What if the item to be donated isn't cash, but stuff?  For example, donating all of Grandma's furniture and household items to charity? In that case the best idea is to value the property (have a personal property appraiser come in), distribute the property to the beneficiaries, and then the beneficiaries can take the charitable deduction on their tax returns.  Note that there is not a requirement that the beneficiaries physically take ownership of the property - the property could be transferred to the beneficiaries via an assignment and then all the personal property picked up by the charity at the house.

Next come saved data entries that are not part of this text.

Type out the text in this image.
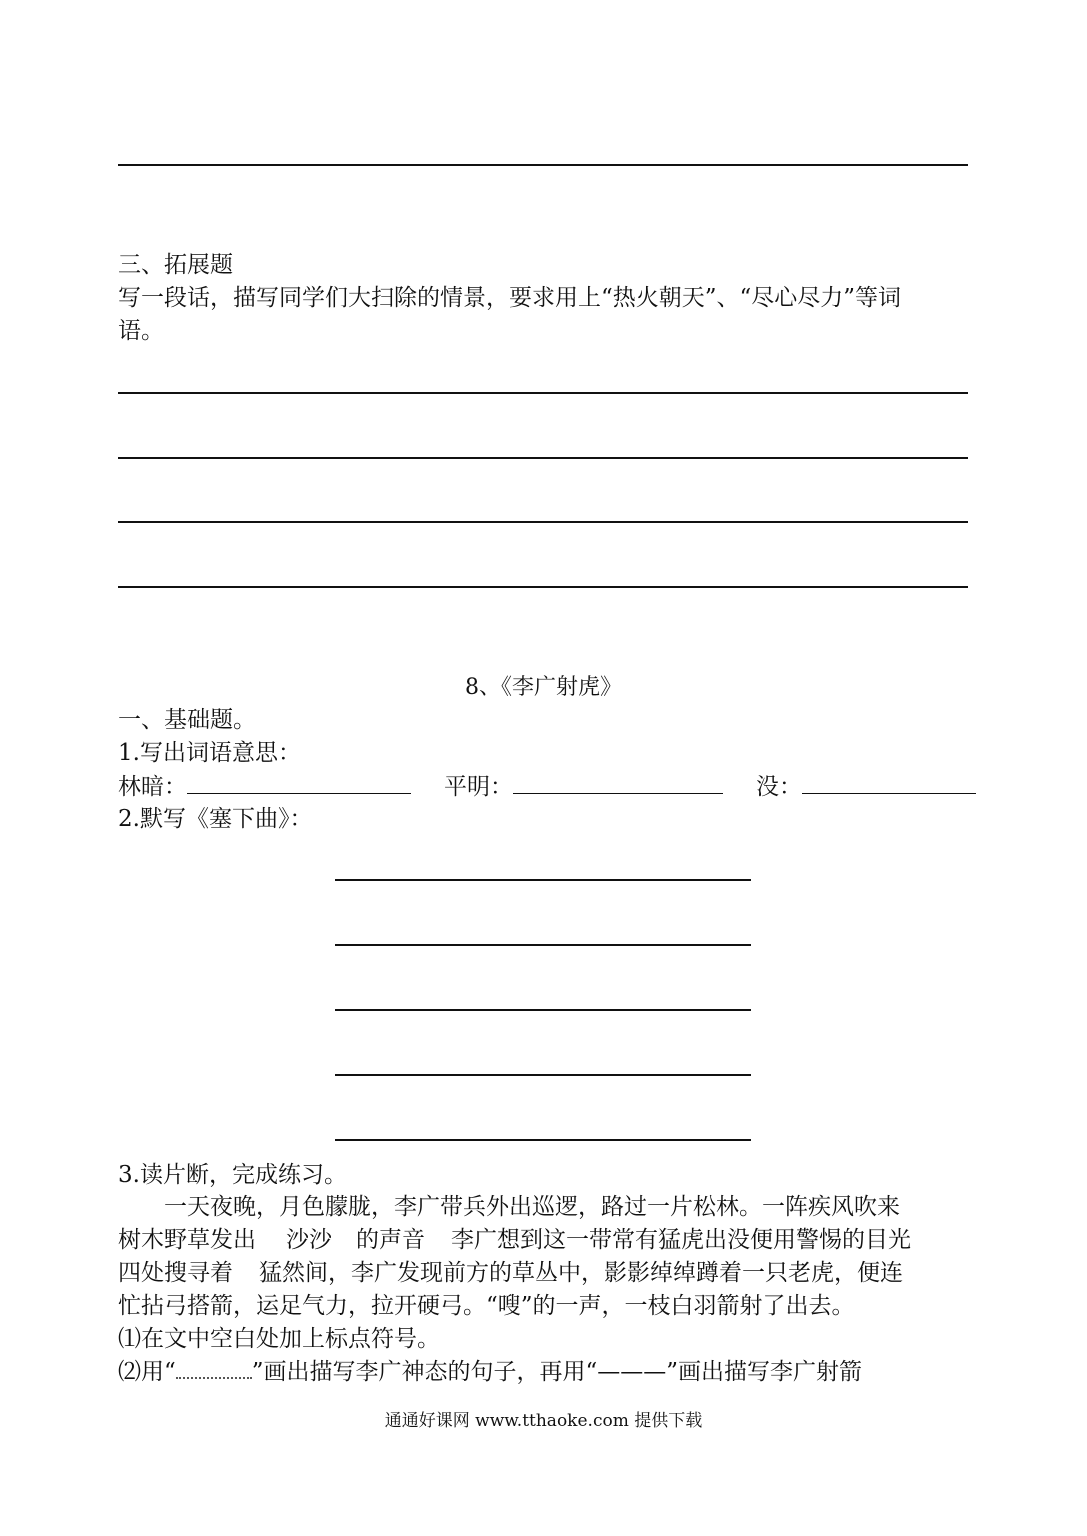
三、拓展题
写一段话，描写同学们大扫除的情景，要求用上“热火朝天”、“尽心尽力”等词
语。
8、《李广射虎》
一、基础题。
1.写出词语意思：
林暗：	平明：	没：
2.默写《塞下曲》：
3.读片断，完成练习。
一天夜晚，月色朦胧，李广带兵外出巡逻，路过一片松林。一阵疾风吹来
树木野草发出 沙沙 的声音 李广想到这一带常有猛虎出没便用警惕的目光
四处搜寻着 猛然间，李广发现前方的草丛中，影影绰绰蹲着一只老虎，便连
忙拈弓搭箭，运足气力，拉开硬弓。“嗖”的一声，一枝白羽箭射了出去。
⑴在文中空白处加上标点符号。
⑵用“	”画出描写李广神态的句子，再用“———”画出描写李广射箭
通通好课网 www.tthaoke.com 提供下载
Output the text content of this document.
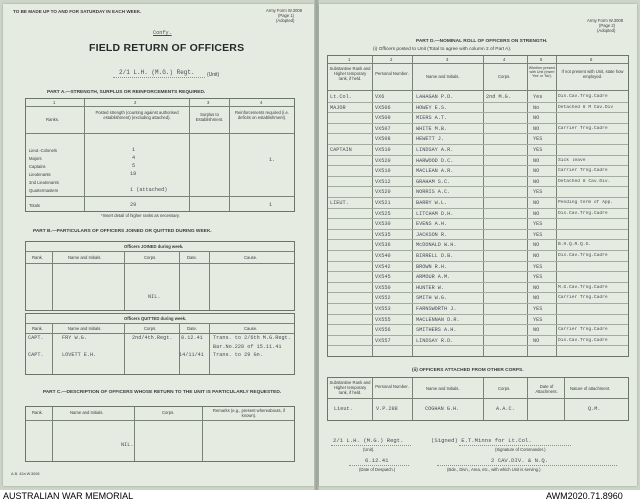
TO BE MADE UP TO AND FOR SATURDAY IN EACH WEEK.	Army Form W.3008
(Page 1)
(Adopted)
Confy.
FIELD RETURN OF OFFICERS
2/1 L.H. (M.G.) Regt. (Unit)
PART A.—STRENGTH, SURPLUS OR REINFORCEMENTS REQUIRED.
1	2	3	4
Ranks.
Posted strength (counting against authorised establishment) (excluding attached).
Surplus to Establishment.
Reinforcements required (i.e. deficits on establishment).
Lieut.-Colonels	1
Majors	4	1.
Captains	5
Lieutenants	18
2nd Lieutenants
Quartermasters	1 (attached)
Totals	29	1
*Insert detail of higher ranks as necessary.
PART B.—PARTICULARS OF OFFICERS JOINED OR QUITTED DURING WEEK.
Officers JOINED during week.
Rank.	Name and Initials.	Corps.	Date.	Cause.
NIL.
Officers QUITTED during week.
Rank.	Name and Initials.	Corps.	Date.	Cause.
CAPT.	FRY W.G.	2nd/4th.Regt. 8.12.41 Trans. to 2/6th M.G.Regt.
Bar.No.228 of 15.11.41
CAPT.	LOVETT E.H.	14/11/41 Trans. to 29 Gn.
PART C.—DESCRIPTION OF OFFICERS WHOSE RETURN TO THE UNIT IS PARTICULARLY REQUESTED.
Rank.	Name and Initials.	Corps.	Remarks (e.g., present whereabouts, if known).
NIL.
A.B. 42a W.3008
Army Form W.3008
(Page 2)
(Adopted)
PART D.—NOMINAL ROLL OF OFFICERS ON STRENGTH.
(i) Officers posted to Unit (Total to agree with column 2 of Part A).
1	2	3	4	5	6
Substantive Rank and Higher temporary rank, if held.
Personal Number.
Name and Initials.	Corps.
Whether present with Unit (Insert 'Yes' or 'No').
If not present with Unit, state how employed.
Lt.Col.	VX6	LAHAGAN P.D.	2nd M.G.	Yes	Dis.Cav.Trng.Cadre
MAJOR	VX506	HOWEY E.S.	No	Detached 8 M Cav.Div
VX509	MIERS A.T.	NO
VX507	WHITE M.B.	NO	Carrier Trng.Cadre
VX508	HEWETT J.	YES
CAPTAIN	VX510	LINDSAY A.R.	YES
VX520	HARWOOD D.C.	NO	Sick leave
VX510	MACLEAN A.R.	NO	Carrier Trng.Cadre
VX512	GRAHAM S.C.	NO	Detached 8 Cav.Div.
VX520	NORRIS A.C.	YES
LIEUT.	VX521	BARRY W.L.	NO	Pending term of App.
VX525	LITCHAM D.H.	NO	Dis.Cav.Trng.Cadre
VX530	EVENS A.H.	YES
VX535	JACKSON R.	YES
VX536	McDONALD W.H.	NO	B.H.Q.R.Q.G.
VX540	BIRRELL D.B.	NO	Dis.Cav.Trng.Cadre
VX542	BROWN R.H.	YES
VX545	ARMOUR A.M.	YES
VX550	HUNTER W.	NO	M.G.Cav.Trng.Cadre
VX552	SMITH W.G.	NO	Carrier Trng.Cadre
VX553	FARNSWORTH J.	YES
VX555	MACLENNAN D.R.	YES
VX556	SMITHERS A.H.	NO	Carrier Trng.Cadre
VX557	LINDSAY R.D.	NO	Dis.Cav.Trng.Cadre
(ii) OFFICERS ATTACHED FROM OTHER CORPS.
Substantive Rank and Higher temporary rank, if held.
Personal Number.	Name and Initials.	Corps.	Date of Attachment.
Nature of attachment.
Lieut.	V.P.288	COGHAN G.H.	A.A.C.	Q.M.
2/1 L.H. (M.G.) Regt.
(Unit).
(Signed) E.T.Minns for Lt.Col.
(Signature of Commander.)
6.12.41
(Date of Despatch.)
2 CAV.DIV. & N.Q.
(Bde., Divn., Area, etc., with which Unit is serving.)
AUSTRALIAN WAR MEMORIAL	AWM2020.71.8960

Charities as Victims of Cash for Clunkers?

Are Charities going to be Victims of Cash for Clunkers asks Kay Bell of Don't Mess With Taxes.

The Cash for Clunkers program (officially CARS for  Car Allowance Rebate System ) has been hugely popular. Old gas guzzlers are being traded in for new cars that have a $4500 rebate.  An additional $2 billion was added to the program last week.

Quick Aside - $2 billion is the same as $2,000,000,000.00 - ALWAYS write out the zeros when talking about how the government is spending YOUR dollars - looks quite a bit larger now, doesn't it?  At $4500 a car, that is 44,444 additional new cars being purchased.

The program requires that the "Clunkers" are junked by having liquid silicate poured into the engine, so that it is irreparably destroyed.  These cars will then be sold for scrap (and I won't go into the pros and cons of the environmental effects of that).

The problem?  Many charities rely on donations of old cars as an ongoing revenue source.  For example, Bell says:

Animal Services of Thurston County, Wash., depends on up to $20,000 in donations each year from Northwest Charity Donation Service. The service, in turn, relies on donated cars.

But since the Cash for Clunkers program began this summer, the nonprofit's source of funding is drying up, reports King 5 News in Seattle.

These are the same charities that have already lost scores of other funding sources as a result of individuals reducing contribution due to the stock market drop, corporations redlining excesses in the budgets due to the recession, and foundations staggering under market and Madoff type unanticipated losses.  So, score 1 for the car industry, and another negative for the charities that are using private dollars to address some of the staggering needs of the less fortunate.